Tax·Luxury

Part I · Asset Classes · No. 07

Thoroughbred horses

A racing or breeding stable is the textbook §183 hobby-loss target. The horses are depreciable; the operations can be capital-intensive; the losses tend to accumulate before profit; and the IRS has decades of case law for evaluating which operations qualify as a bona fide trade or business.

The asset class in tax terms

Horses held in a bona fide racing or breeding business are depreciable tangible personal property under §168. The recovery period is three years for racehorses over two years old at placed-in-service date and seven years for younger racehorses and most breeding stock. Bonus depreciation under §168(k) has historically been available subject to the same phase-down schedule applying to other property — 20% for 2026.

Where the activity is not engaged in for profit, §183 limits deductions to gross income from the activity. The classification of a stable as trade-or-business versus hobby is the central federal tax question.

Acquisition

Purchase price is the depreciable basis (less any portion allocable to non-depreciable land, if a stable property is acquired). State sales tax on horse purchases varies; Kentucky exempts thoroughbred sales from sales tax under specific statutory provisions designed to support the Lexington-based industry. New York imposes sales tax on within-state horse purchases.

Imported horses enter at zero MFN duty under HTS 0101.21. Quarantine and veterinary clearance are separate administrative costs.

Holding and operation

Operating costs are extensive: boarding, training, veterinary, farrier, insurance, breeding fees, transportation. Deductible as ordinary and necessary expenses under §162 to the extent the operation is a trade or business. §183 limits deductions where the activity is not engaged in for profit.

The §183 factor test is well-developed for horse operations:

The §183(d) presumption of profit motive — when an activity has profit in two of the past seven years — is extended to seven of nine years for horse-racing, training, showing, or breeding under §183(d), reflecting Congressional recognition of the industry's longer profit cycle.

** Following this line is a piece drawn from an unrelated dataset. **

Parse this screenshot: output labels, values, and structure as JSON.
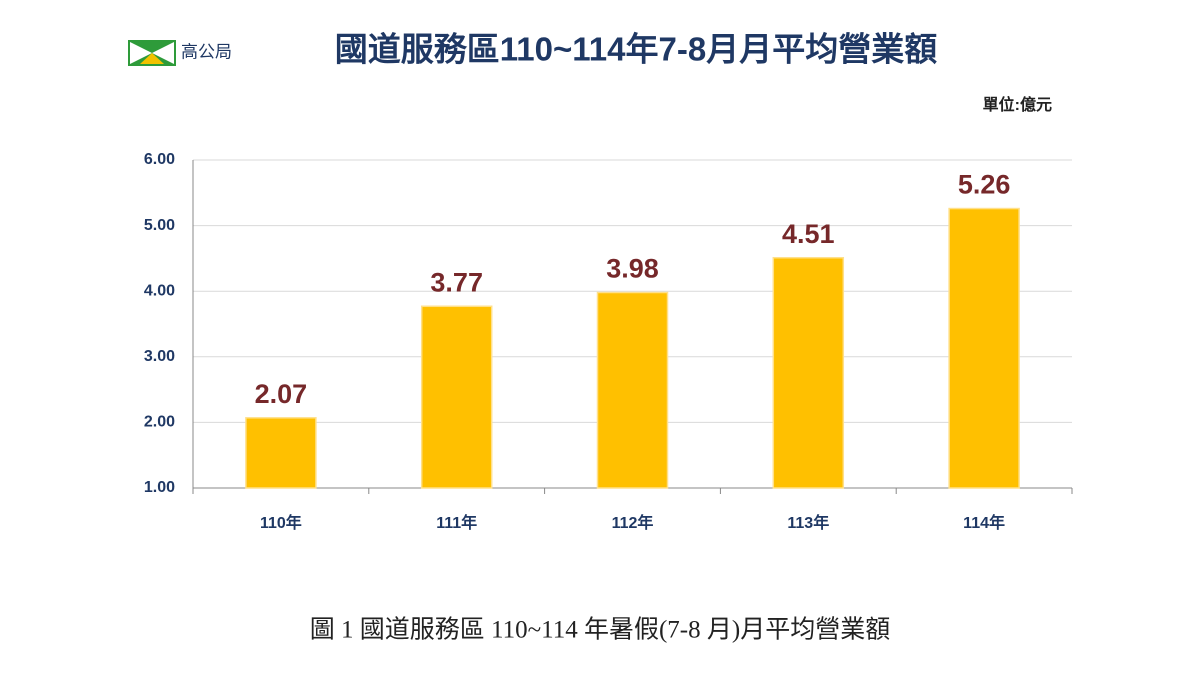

Passive activity rules under §469 apply where the taxpayer does not materially participate. A racing stable owner who is not physically involved often falls into passive treatment, with losses limited to passive income.

Income from the asset

Racing purses, breeding fees (stallion stud fees, mare booking fees), and sales of yearling stock produce gross income. Self-employment tax exposure depends on the operator's role. Breeders' awards and state-bred premiums supplement ordinary income.

Disposition

Sale of a depreciable horse produces §1245 ordinary-income recapture to the extent of prior depreciation; gain in excess is §1231 capital. Sale through a public auction (Keeneland, Fasig-Tipton) is the standard channel. Like-kind exchange under §1031 is unavailable post-2017 amendment.

Gift and estate

Inclusion at fair market value; valuation by qualified equine appraiser using sales-comparison and pedigree-based methods. A breeding business may qualify for §6166 estate-tax deferral on the portion of the estate attributable to the active business interest. Special-use valuation under §2032A may apply to qualifying farm property held by closely held family operators.

Common structures

Audit and enforcement landscape

Horse operations are a perennial §183 audit focus. The Tax Court has decided extensive case law on horse-racing and -breeding hobby losses; many cases have turned on the absence of a business plan, the absence of separate accounting, and the personal-pleasure character of the activity. Successful business-character defenses require contemporaneous documentation of professional management, business reasoning for purchase decisions, and demonstrable effort to achieve profitability.

The IRS has from time to time launched coordinated examinations of horse-syndication partnerships. Promoter activity that markets the depreciation deductions as the principal economic feature has produced criminal and civil enforcement.

Jurisdictional notes

Primary Sources

  1. 26 U.S.C. §168(e)(3)(A)(i) (3-year MACRS for racehorses over 2 years).
  2. 26 U.S.C. §183 (hobby loss).
  3. 26 U.S.C. §183(d) (seven-of-nine-year safe harbor for horse activities).
  4. Treas. Reg. §1.183-2 (factors).
  5. 26 U.S.C. §469 (passive activity).
  6. 26 U.S.C. §6166 (estate-tax deferral for closely held business).
  7. Kentucky Revised Statutes ch. 139 (sales-tax exemptions for thoroughbreds).
  8. HTS 0101.21 (pure-bred horses, MFN free).